The Court finds Clipper purposely allowed evidence to be destroyed for the purpose of making it unavailable to Plaintiff in the looming litigation. The Court declines to enter judgment for Plaintiff or strike Defendants' pleadings, but intends to instruct the jury as set forth above.
IT IS SO ORDERED.

Footnotes

Defendants proffer Laura Steinberg's deposition, but it is unhelpful. First, Steinberg was Monitor's lawyer, not Clipper's. Second, she is asked if a litigation hold was communicated to Monitor's employees, not Clipper's. Third, her answer does not clearly establish that any effort to retain documents was made by either entity.

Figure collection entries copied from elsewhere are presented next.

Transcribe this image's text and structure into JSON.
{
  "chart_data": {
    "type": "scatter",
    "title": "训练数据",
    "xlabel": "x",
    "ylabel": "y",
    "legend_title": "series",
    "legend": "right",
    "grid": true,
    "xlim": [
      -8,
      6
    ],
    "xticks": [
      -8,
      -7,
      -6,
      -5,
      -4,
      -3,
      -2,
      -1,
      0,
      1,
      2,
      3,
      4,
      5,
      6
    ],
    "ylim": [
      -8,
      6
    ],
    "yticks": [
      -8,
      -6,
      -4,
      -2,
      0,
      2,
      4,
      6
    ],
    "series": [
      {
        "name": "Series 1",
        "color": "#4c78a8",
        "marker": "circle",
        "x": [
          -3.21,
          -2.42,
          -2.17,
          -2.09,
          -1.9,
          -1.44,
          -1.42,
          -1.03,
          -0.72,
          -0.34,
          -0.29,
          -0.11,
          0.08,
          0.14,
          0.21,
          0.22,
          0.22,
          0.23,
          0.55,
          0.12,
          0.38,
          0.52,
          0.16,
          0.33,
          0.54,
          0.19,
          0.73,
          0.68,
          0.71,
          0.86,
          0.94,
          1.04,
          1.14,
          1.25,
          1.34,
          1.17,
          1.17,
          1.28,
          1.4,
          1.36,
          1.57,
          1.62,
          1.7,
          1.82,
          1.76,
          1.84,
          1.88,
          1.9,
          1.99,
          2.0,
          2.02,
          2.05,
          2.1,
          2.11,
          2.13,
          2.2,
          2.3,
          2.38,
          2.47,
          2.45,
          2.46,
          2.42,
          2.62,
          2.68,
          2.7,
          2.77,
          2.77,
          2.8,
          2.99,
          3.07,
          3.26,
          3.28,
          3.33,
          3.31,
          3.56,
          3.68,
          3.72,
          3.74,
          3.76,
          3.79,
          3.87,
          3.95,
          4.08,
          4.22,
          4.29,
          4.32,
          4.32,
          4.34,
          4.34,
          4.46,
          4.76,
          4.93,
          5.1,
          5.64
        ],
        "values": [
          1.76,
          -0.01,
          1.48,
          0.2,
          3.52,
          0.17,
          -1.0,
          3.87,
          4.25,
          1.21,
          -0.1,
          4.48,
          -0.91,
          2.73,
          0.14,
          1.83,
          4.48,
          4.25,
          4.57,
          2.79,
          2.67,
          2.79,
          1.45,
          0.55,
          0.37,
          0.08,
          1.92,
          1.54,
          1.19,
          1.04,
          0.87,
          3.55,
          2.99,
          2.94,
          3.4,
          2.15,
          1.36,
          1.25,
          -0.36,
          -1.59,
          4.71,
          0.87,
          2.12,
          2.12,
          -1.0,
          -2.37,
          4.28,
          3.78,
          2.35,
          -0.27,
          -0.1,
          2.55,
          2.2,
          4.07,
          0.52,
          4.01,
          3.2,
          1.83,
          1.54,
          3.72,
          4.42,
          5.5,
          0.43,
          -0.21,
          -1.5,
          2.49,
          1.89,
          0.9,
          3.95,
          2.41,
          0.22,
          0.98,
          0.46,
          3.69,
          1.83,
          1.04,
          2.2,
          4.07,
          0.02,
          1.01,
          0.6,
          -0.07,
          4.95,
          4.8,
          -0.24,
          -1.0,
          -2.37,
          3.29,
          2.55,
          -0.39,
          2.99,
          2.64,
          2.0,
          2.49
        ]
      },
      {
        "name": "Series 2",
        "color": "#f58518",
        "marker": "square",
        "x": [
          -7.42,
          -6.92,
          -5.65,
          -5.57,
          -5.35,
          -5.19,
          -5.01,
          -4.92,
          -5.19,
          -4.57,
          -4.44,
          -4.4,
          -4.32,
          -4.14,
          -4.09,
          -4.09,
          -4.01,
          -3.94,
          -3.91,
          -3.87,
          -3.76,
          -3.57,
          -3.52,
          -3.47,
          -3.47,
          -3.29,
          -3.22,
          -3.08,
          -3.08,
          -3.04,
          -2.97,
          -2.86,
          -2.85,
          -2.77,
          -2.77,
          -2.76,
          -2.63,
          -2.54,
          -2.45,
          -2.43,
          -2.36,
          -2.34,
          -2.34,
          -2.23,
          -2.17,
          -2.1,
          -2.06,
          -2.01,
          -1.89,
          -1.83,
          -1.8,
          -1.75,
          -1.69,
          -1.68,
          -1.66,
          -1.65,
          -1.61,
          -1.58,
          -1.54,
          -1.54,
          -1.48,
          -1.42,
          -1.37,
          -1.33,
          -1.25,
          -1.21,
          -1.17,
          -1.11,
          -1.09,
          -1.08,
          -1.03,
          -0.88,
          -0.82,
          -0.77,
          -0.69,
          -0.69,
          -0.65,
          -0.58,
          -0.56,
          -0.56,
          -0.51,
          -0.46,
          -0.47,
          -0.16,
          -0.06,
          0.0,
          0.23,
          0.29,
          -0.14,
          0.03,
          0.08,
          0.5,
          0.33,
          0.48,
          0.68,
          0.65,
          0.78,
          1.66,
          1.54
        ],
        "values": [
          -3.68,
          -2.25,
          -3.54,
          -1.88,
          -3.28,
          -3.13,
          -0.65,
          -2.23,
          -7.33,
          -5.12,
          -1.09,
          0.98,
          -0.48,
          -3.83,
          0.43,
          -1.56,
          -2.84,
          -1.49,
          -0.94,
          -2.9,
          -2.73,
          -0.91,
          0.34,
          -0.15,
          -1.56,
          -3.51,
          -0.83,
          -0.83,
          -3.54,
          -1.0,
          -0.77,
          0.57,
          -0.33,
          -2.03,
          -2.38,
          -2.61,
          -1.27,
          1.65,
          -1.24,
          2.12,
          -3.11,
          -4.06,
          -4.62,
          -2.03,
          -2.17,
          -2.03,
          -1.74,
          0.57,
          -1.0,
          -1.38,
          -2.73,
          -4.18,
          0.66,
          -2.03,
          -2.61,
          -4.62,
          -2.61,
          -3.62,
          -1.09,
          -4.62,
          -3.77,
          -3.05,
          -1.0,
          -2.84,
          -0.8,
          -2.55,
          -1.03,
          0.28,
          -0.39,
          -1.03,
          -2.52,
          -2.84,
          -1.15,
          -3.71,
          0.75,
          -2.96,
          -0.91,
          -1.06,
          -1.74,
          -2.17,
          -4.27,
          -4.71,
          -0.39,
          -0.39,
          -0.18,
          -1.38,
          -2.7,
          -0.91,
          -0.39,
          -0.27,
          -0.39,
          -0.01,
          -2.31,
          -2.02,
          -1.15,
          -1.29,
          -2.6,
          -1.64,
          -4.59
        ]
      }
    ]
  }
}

Defendants' expert explained that a program such as Shredder “can be configured to overwrite data with random information up to 15 times ... mak[ing] the data difficult to recover.” However, in a seemingly contradictory statement, Defendants' expert also suggests that one “could have conducted a search for a wiping pattern used by the Shredder application” and no such pattern was evident on Maxwell's computer. The latter statement is the subject of a Motion to Strike, and the Court has ruled the statement may not be offered at trial. For purposes of this motion, the Court's inability to reconcile (1) the statement that Shredder replaces data with random information with (2) the statement that Shredder replaces data with information in a pattern that can be discovered is made more difficult by the lack of an explanation. The Court finds the former statement more credible because it is supported by more explanation and because it is consistent with Plaintiff's expert's testimony. In short, the Court accepts what the experts agree upon: that there is no way to tell whether Shredder was used to destroy any data.
The Court rejects Plaintiff's invitation to rely on Lewy v. Remington Arms Co., 836 F.2d 1104 (8th Cir.1988) because the Eighth Circuit has since has described its discussion on the subject as dicta and has described it as an incorrect statement of law. See Morris v. Union Pacific R.R., 373 F.3d 896, 901 (8th Cir.2004).